Remaining true to form with his new venture, Delany-Korabelnikova says that it’s increasingly difficult to put a finger on the style. “I don’t know if you’ve ever been there,” he says of Piano Room (the bar that will reopen at Santa Barbara next week) as he plays with the ashtray that sits between us, “but it’s pretty foul. It’s like a gangster's fantasy. Its got weird sculptures of leopards and stuff like that. We’re going to change it completely.
“It’s got a 3am license so we’ll have DJs and a nice drinks menu and snack-sized food.”
But the bar’s going to have some unique – typically peculiar – features of its own. To illustrate the point, Delany-Korabelnikova tells of how he and partner Doom got carried away when visiting New York recently.
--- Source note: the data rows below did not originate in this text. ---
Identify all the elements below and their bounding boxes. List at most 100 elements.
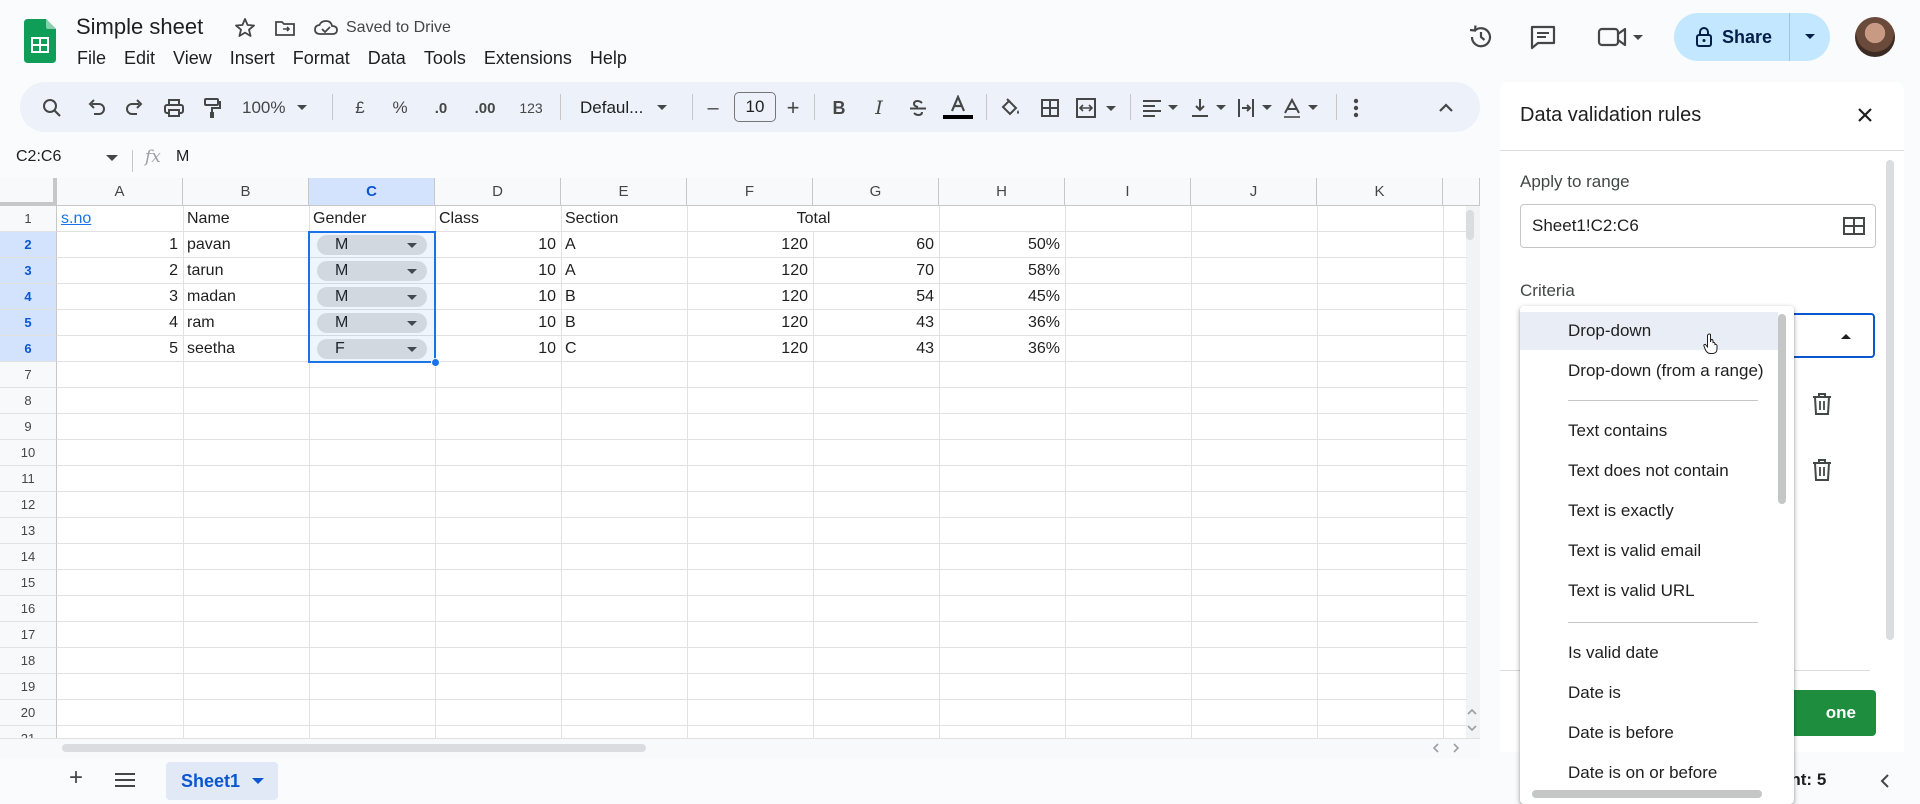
cell-g3[interactable]: 70 <box>813 258 939 284</box>
strikethrough-icon[interactable] <box>906 96 930 120</box>
scroll-right-icon[interactable] <box>1452 743 1460 753</box>
redo-icon[interactable] <box>123 96 147 120</box>
borders-icon[interactable] <box>1038 96 1062 120</box>
column-header-b[interactable]: B <box>183 178 309 206</box>
decrease-font-size-button[interactable]: – <box>704 96 722 120</box>
cell-e2[interactable]: A <box>565 232 685 258</box>
cell-a5[interactable]: 4 <box>57 310 183 336</box>
cell-b3[interactable]: tarun <box>187 258 307 284</box>
scroll-down-icon[interactable] <box>1467 724 1477 732</box>
number-format-button[interactable]: 123 <box>514 96 548 120</box>
menu-data[interactable]: Data <box>359 46 415 71</box>
menu-file[interactable]: File <box>68 46 115 71</box>
cell-b6[interactable]: seetha <box>187 336 307 362</box>
fill-color-icon[interactable] <box>998 96 1022 120</box>
cell-a4[interactable]: 3 <box>57 284 183 310</box>
column-header-overflow[interactable] <box>1443 178 1480 206</box>
row-header-15[interactable]: 15 <box>0 570 57 596</box>
column-header-d[interactable]: D <box>435 178 561 206</box>
column-header-k[interactable]: K <box>1317 178 1443 206</box>
option-text-is-exactly[interactable]: Text is exactly <box>1520 492 1778 530</box>
cell-d3[interactable]: 10 <box>435 258 561 284</box>
cell-f1-merged[interactable]: Total <box>688 206 939 232</box>
scroll-up-icon[interactable] <box>1467 708 1477 716</box>
menu-help[interactable]: Help <box>581 46 636 71</box>
collapse-toolbar-icon[interactable] <box>1434 96 1458 120</box>
option-date-is-before[interactable]: Date is before <box>1520 714 1778 752</box>
vertical-align-icon[interactable] <box>1188 96 1232 120</box>
row-header-16[interactable]: 16 <box>0 596 57 622</box>
option-date-is[interactable]: Date is <box>1520 674 1778 712</box>
move-folder-icon[interactable] <box>273 16 297 40</box>
option-text-does-not-contain[interactable]: Text does not contain <box>1520 452 1778 490</box>
menu-format[interactable]: Format <box>284 46 359 71</box>
row-header-6[interactable]: 6 <box>0 336 57 362</box>
option-dropdown[interactable]: Drop-down <box>1520 312 1778 350</box>
option-text-contains[interactable]: Text contains <box>1520 412 1778 450</box>
share-button[interactable]: Share <box>1674 13 1830 61</box>
column-header-j[interactable]: J <box>1191 178 1317 206</box>
cell-h3[interactable]: 58% <box>939 258 1065 284</box>
cell-f3[interactable]: 120 <box>687 258 813 284</box>
cell-a1[interactable]: s.no <box>61 206 181 232</box>
cell-a2[interactable]: 1 <box>57 232 183 258</box>
row-header-17[interactable]: 17 <box>0 622 57 648</box>
row-header-9[interactable]: 9 <box>0 414 57 440</box>
vertical-scrollbar-thumb[interactable] <box>1466 210 1474 240</box>
option-text-is-valid-url[interactable]: Text is valid URL <box>1520 572 1778 610</box>
menu-vertical-scrollbar[interactable] <box>1778 314 1786 504</box>
column-header-i[interactable]: I <box>1065 178 1191 206</box>
star-icon[interactable] <box>233 16 257 40</box>
option-dropdown-from-range[interactable]: Drop-down (from a range) <box>1520 352 1778 390</box>
row-header-2[interactable]: 2 <box>0 232 57 258</box>
avatar[interactable] <box>1855 17 1895 57</box>
all-sheets-icon[interactable] <box>114 772 136 788</box>
horizontal-align-icon[interactable] <box>1140 96 1184 120</box>
increase-decimal-button[interactable]: .00 <box>468 96 502 120</box>
row-header-14[interactable]: 14 <box>0 544 57 570</box>
row-header-1[interactable]: 1 <box>0 206 57 232</box>
paint-format-icon[interactable] <box>200 96 224 120</box>
cell-d5[interactable]: 10 <box>435 310 561 336</box>
zoom-select[interactable]: 100% <box>242 96 314 120</box>
version-history-icon[interactable] <box>1466 22 1496 52</box>
horizontal-scrollbar-thumb[interactable] <box>62 744 646 752</box>
cell-d2[interactable]: 10 <box>435 232 561 258</box>
menu-insert[interactable]: Insert <box>221 46 284 71</box>
italic-icon[interactable]: I <box>868 96 890 120</box>
cell-f5[interactable]: 120 <box>687 310 813 336</box>
delete-option-1-icon[interactable] <box>1812 392 1832 416</box>
explore-toggle-icon[interactable] <box>1880 774 1890 788</box>
cell-a6[interactable]: 5 <box>57 336 183 362</box>
comments-icon[interactable] <box>1528 22 1558 52</box>
increase-font-size-button[interactable]: + <box>784 95 802 120</box>
apply-range-input[interactable]: Sheet1!C2:C6 <box>1520 204 1876 248</box>
option-is-valid-date[interactable]: Is valid date <box>1520 634 1778 672</box>
cell-g2[interactable]: 60 <box>813 232 939 258</box>
percent-format-button[interactable]: % <box>388 96 412 120</box>
sheets-logo-icon[interactable] <box>24 19 56 63</box>
cell-g6[interactable]: 43 <box>813 336 939 362</box>
bold-icon[interactable]: B <box>828 96 850 120</box>
cell-e6[interactable]: C <box>565 336 685 362</box>
currency-format-button[interactable]: £ <box>350 96 370 120</box>
cell-f2[interactable]: 120 <box>687 232 813 258</box>
delete-option-2-icon[interactable] <box>1812 458 1832 482</box>
row-header-4[interactable]: 4 <box>0 284 57 310</box>
spreadsheet-grid[interactable]: A B C D E F G H I J K 1 2 3 4 5 6 7 8 9 … <box>0 178 1480 758</box>
share-dropdown-icon[interactable] <box>1790 33 1830 41</box>
menu-extensions[interactable]: Extensions <box>475 46 581 71</box>
option-date-is-on-or-before[interactable]: Date is on or before <box>1520 754 1778 792</box>
font-size-input[interactable]: 10 <box>734 92 776 122</box>
text-wrapping-icon[interactable] <box>1234 96 1278 120</box>
menu-edit[interactable]: Edit <box>115 46 164 71</box>
row-header-18[interactable]: 18 <box>0 648 57 674</box>
select-range-icon[interactable] <box>1843 217 1865 235</box>
option-text-is-valid-email[interactable]: Text is valid email <box>1520 532 1778 570</box>
print-icon[interactable] <box>162 96 186 120</box>
cell-b5[interactable]: ram <box>187 310 307 336</box>
cell-f4[interactable]: 120 <box>687 284 813 310</box>
cell-h6[interactable]: 36% <box>939 336 1065 362</box>
row-header-12[interactable]: 12 <box>0 492 57 518</box>
cell-h5[interactable]: 36% <box>939 310 1065 336</box>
“Me and Jamie have been over to New York and gotten really into these fake surfaces, like fake timber panelling and fake bricks,” he urges excitedly. “In Queens, you see all these houses on the way from the airport that are obviously weatherboard, but they are covered with giant boulders and timber,” he laughs. “It makes them look like log cabins.”
Michael Delany-Korabelnikova is also designing Bar Niece, a French grill in Circular Quay. Santa Barbara is opening in Kings Cross on November 29.